Carlos Fabra, principal promotor mundial de aeropuertos para peatones y ovejas, parece que está feliz; inmensamente feliz. Y no es para menos. “Ya era hora”, parece que exclamó el hombre, cobijado tras sus eternas gafas oscuras, cuando le comunicaron que por fin va a comparecer en juicio oral por alguna – de momento sólo alguna – de las presuntas corruptelas que la Fiscalía le viene atribuyendo desde hace diez años de manera progresiva.
Ahí es nada viendo cómo desfilan los jueces por delante de su puerta de Castellón en espera de uno que por fin tenga tiempo para decretar semejante momento.
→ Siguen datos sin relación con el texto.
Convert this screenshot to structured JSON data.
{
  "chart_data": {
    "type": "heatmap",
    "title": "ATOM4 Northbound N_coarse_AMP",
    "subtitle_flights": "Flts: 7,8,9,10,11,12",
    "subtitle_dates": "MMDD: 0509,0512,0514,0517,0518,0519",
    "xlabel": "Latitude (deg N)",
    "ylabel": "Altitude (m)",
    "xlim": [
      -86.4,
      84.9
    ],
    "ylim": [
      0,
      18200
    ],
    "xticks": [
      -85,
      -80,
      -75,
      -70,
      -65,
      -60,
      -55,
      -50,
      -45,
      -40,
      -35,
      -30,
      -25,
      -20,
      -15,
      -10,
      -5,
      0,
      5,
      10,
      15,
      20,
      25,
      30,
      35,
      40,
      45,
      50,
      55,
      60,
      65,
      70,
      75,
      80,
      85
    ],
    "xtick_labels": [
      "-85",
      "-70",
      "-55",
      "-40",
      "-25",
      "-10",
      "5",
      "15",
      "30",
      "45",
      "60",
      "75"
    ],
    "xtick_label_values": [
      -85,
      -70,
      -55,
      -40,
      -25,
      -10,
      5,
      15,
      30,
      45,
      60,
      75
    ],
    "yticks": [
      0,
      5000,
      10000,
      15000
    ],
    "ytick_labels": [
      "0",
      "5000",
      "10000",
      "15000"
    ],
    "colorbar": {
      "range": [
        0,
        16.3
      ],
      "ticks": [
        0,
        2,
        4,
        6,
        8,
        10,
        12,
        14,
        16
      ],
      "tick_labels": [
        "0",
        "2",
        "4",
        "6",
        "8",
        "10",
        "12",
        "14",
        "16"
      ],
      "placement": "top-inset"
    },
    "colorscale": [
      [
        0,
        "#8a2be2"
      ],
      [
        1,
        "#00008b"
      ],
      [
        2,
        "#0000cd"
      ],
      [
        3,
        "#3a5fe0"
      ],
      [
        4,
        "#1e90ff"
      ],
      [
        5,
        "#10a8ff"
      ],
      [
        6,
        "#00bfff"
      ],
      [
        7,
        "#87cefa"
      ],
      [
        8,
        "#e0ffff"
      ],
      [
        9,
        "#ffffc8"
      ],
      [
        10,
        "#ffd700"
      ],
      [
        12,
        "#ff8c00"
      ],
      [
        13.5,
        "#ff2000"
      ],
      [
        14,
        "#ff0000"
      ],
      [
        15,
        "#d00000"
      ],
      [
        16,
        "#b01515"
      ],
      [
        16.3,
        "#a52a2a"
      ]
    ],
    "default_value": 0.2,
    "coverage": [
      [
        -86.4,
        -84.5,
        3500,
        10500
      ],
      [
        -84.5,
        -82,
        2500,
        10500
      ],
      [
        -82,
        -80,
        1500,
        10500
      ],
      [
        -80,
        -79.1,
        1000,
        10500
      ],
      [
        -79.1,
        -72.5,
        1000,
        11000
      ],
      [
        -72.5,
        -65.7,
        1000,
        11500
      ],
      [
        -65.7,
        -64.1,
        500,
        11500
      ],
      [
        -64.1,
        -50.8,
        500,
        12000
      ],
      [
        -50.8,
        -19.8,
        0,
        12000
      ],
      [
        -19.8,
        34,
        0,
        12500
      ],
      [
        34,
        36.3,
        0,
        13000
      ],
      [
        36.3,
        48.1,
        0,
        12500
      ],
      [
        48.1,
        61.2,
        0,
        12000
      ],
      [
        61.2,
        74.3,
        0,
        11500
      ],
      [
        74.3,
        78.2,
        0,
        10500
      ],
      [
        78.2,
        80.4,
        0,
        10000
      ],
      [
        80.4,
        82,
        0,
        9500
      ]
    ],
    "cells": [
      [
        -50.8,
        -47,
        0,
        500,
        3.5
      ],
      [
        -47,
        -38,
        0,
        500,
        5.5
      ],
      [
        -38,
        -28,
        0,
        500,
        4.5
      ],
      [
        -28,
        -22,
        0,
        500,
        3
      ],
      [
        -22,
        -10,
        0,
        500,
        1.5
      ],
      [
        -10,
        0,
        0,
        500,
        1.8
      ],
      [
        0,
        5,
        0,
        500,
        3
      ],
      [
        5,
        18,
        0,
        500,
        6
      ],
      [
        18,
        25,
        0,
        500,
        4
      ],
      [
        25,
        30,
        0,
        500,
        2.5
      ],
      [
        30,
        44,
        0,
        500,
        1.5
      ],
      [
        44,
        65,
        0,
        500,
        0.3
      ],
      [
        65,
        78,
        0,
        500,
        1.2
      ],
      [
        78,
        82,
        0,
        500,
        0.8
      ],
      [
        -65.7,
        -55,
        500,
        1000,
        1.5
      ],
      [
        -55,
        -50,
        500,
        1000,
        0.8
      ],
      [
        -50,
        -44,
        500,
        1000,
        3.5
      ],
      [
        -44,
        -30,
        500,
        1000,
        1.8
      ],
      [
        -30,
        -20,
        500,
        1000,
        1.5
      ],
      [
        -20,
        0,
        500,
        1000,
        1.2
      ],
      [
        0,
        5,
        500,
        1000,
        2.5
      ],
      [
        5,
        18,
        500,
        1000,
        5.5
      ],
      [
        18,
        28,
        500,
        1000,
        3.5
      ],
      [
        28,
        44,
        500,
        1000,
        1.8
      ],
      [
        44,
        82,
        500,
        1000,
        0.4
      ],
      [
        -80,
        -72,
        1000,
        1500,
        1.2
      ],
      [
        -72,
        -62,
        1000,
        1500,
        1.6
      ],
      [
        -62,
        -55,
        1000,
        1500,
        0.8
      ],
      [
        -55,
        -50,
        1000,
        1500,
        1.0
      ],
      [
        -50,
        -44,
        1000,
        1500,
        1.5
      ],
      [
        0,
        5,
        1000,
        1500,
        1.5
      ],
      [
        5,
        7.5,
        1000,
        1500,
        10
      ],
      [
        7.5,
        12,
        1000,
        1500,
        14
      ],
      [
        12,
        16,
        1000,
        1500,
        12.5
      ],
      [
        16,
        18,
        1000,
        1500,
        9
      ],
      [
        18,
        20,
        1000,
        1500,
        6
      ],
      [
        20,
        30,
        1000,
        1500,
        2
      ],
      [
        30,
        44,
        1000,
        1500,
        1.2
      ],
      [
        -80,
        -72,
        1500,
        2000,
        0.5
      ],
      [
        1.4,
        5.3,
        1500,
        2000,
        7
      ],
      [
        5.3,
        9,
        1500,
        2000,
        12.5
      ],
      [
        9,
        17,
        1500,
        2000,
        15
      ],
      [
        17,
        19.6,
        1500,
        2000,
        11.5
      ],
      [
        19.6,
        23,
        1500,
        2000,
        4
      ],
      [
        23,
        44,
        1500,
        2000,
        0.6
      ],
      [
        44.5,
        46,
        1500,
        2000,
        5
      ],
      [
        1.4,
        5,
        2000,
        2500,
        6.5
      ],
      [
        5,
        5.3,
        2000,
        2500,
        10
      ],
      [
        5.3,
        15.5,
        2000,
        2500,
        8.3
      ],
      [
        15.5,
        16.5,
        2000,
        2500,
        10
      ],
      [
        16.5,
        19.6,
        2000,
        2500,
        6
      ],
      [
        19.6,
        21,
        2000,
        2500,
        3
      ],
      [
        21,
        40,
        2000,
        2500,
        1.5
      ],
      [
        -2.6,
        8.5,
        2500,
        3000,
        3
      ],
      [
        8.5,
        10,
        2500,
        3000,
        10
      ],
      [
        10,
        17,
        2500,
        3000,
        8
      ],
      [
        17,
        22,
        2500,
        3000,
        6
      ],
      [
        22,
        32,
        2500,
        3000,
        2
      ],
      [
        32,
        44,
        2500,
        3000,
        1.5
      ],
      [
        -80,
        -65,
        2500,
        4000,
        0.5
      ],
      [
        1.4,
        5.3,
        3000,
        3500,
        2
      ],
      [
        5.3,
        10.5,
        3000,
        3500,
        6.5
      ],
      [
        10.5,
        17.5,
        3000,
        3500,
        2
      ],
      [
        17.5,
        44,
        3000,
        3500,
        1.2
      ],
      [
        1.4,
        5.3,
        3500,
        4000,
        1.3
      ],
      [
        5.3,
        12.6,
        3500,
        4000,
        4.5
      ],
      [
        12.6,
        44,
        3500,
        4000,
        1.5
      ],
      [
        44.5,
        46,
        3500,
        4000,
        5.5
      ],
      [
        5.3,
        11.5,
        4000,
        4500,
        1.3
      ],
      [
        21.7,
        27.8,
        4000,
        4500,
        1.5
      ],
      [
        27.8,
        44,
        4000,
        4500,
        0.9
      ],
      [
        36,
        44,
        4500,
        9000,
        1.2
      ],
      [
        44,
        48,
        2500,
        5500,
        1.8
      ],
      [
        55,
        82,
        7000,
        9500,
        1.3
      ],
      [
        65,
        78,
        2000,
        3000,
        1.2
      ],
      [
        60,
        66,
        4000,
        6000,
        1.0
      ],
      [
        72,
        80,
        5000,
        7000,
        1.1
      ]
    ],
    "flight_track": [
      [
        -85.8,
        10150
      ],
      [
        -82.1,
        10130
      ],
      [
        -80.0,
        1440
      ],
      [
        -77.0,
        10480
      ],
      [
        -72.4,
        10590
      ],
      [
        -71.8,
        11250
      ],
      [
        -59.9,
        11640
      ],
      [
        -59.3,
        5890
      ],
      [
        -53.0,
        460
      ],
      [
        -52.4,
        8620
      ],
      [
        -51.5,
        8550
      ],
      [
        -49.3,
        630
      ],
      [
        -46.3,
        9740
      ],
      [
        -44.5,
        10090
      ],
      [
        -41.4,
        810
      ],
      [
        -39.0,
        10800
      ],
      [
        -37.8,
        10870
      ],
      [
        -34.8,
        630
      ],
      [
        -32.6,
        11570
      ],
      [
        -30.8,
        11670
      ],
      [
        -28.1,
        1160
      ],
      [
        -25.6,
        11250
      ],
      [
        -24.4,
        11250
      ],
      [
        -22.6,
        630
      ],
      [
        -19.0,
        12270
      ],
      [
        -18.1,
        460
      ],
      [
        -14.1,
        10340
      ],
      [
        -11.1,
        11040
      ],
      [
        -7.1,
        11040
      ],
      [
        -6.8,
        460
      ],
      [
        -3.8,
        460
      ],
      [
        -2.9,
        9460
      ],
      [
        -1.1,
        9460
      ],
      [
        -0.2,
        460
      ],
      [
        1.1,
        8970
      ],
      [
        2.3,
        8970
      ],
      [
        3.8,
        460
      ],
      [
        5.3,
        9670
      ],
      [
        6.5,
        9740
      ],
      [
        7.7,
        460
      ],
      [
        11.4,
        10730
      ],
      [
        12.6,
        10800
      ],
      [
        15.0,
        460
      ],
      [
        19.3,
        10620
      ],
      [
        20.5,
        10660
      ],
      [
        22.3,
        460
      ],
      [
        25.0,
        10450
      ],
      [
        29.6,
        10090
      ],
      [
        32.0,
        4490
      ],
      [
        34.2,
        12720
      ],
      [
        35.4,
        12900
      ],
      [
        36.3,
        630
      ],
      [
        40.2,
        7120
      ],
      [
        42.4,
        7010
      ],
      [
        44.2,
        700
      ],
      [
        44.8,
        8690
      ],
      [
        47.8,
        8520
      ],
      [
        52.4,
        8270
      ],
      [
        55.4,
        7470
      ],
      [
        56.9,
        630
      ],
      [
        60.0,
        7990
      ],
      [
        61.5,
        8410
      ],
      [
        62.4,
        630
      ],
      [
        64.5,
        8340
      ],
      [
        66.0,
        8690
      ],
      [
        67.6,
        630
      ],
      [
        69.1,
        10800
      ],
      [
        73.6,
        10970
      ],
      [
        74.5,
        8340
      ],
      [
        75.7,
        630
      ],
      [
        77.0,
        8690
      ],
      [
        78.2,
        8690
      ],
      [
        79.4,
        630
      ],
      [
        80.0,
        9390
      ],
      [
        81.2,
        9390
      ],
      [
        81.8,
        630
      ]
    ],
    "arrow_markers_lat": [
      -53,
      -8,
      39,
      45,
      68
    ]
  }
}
Una vez llegado, con fecha y hora, las razones para sentirse contento son lógicas. Está harto de esa “gentuza”, como amablemente él la define, que le acusa -a pesar de ser, si nos fiamos de sus palabras, la hermana de la caridad pública mayor de toda la cuenca mediterránea- como un recalcitrante delincuente de cuello duro. Sus obras completas al frente de la Diputación son incalculables en folios de sumario.
El aeropuerto, cuya empresa presidía hasta esta semana pasada, es inservible — ¡qué se le va hacer! — para el aterrizaje y despegue de aviones e innecesario teniendo tan cerca el de Valencia; simplemente una minucia que los periodistas ridiculizan pero los jubiletas de la comarca valoran como un lugar tranquilo para caminar por pistas bien asfaltadas en medio de un paisaje bucólico habitado por ovinos mansos que aprovechan el buen pasto que crece rodeado de asfalto y bombillas de colores.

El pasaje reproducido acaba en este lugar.